The Data Analysis Process

Purbita Sur

Published Aug 7, 2019

Do you know how the data analysis process is carried out? In today’s blog, we are going to learn about the various steps involved in the data analysis process in detail. First, let us see what is data analysis?

According to Wikipedia, data analysis is a process of inspecting, cleansing, transforming and modeling data to discover useful information, informing conclusions and supporting decision-making. There are mainly 5 steps involved in the data analysis process.

Asking Questions
Data Wrangling/ Data Munging
Exploratory Data Analysis (EDA)
Drawing Conclusions
Communicating Results/ Data Storytelling

We will understand each step with the help of the titanic data set.

Many of you must have watched the Titanic movie released in the year 1997. Those of you who don’t know about the Titanic, it was a luxury British ship that sank in the early hours of April 12, 1912, after striking an iceberg. There were an estimated 2224 passengers on board, and more than 1500 died, making it one of the worst passenger ship disasters in history. So let’s take a closer look at the people who were on board and find out their likelihood of survival.

The following is a part of the titanic data-set consisting of 891 rows and 12 columns.

Stage 1:

Asking the right questions is an essential part of the data analysis process. Questions should be measurable, clear and concise.

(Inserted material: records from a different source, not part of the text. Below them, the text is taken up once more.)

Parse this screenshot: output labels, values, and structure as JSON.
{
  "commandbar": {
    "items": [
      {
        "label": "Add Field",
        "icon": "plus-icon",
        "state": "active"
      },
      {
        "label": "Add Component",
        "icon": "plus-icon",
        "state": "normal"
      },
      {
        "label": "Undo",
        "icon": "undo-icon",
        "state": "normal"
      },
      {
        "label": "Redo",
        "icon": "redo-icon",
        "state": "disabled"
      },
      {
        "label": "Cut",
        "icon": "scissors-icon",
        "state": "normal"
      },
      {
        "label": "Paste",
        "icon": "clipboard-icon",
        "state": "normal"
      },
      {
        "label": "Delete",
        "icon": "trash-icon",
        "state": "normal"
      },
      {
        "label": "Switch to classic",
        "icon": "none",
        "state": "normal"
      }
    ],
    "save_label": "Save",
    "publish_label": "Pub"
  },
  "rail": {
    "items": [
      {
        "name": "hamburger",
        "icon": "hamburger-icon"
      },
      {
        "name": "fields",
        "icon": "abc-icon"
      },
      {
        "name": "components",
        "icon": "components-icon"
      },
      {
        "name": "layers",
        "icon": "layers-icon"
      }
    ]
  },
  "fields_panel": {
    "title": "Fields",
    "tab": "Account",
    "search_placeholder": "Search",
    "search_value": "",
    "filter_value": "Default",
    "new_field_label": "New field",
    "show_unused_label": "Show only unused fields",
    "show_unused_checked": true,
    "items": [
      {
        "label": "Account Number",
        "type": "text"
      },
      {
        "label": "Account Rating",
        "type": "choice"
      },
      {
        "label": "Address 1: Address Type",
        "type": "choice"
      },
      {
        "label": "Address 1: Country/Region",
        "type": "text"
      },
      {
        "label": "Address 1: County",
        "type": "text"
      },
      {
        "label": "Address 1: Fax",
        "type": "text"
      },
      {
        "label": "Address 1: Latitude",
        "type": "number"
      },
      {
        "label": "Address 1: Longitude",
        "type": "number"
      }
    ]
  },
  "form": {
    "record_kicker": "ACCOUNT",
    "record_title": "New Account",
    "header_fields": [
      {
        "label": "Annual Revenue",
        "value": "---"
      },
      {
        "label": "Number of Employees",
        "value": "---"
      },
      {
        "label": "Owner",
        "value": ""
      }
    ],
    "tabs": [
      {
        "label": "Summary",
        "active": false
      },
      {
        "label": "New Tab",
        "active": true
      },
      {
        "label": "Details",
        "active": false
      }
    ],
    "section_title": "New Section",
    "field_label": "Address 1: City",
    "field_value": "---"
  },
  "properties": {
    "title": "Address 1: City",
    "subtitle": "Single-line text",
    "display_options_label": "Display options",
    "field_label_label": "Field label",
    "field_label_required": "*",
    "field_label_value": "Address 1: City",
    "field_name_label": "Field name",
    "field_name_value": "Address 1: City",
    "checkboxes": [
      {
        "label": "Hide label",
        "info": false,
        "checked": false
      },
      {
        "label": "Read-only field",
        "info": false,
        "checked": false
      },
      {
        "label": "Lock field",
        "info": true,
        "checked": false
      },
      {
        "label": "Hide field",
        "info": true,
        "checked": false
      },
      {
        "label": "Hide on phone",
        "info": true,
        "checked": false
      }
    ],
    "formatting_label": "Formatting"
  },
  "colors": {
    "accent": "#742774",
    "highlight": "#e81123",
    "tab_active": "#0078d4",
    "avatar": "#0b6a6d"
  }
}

To find out the likelihood of survival of the people on board you can ask questions like

What are the data that are not necessary for our analysis?
Does gender increase the likelihood of survival?
Does the category of passenger class affect the likelihood of survival?
Does age affect the likelihood of survival?
What is the correlation between the various data?

Stage 2:

Data wrangling/data munging is the process of manually converting/mapping data from one raw form into another format to allow for more convenient consumption and organization of the data. In simple terms, sometimes data is not in the right form to do analysis and hence must be converted to the appropriate form.

Data wrangling can be further divided into 3 substeps:

1. Gathering Data:

Sometimes the company provides you with the required data. But every time that is not the case. If you get a .csv file then you can start right away. Otherwise, you may have to fetch data from APIs or through web scraping. Web Scraping is a technique employed to extract large amounts of data from websites whereby the data is extracted and saved to a local file in your computer or to a database in a table (spreadsheet) format.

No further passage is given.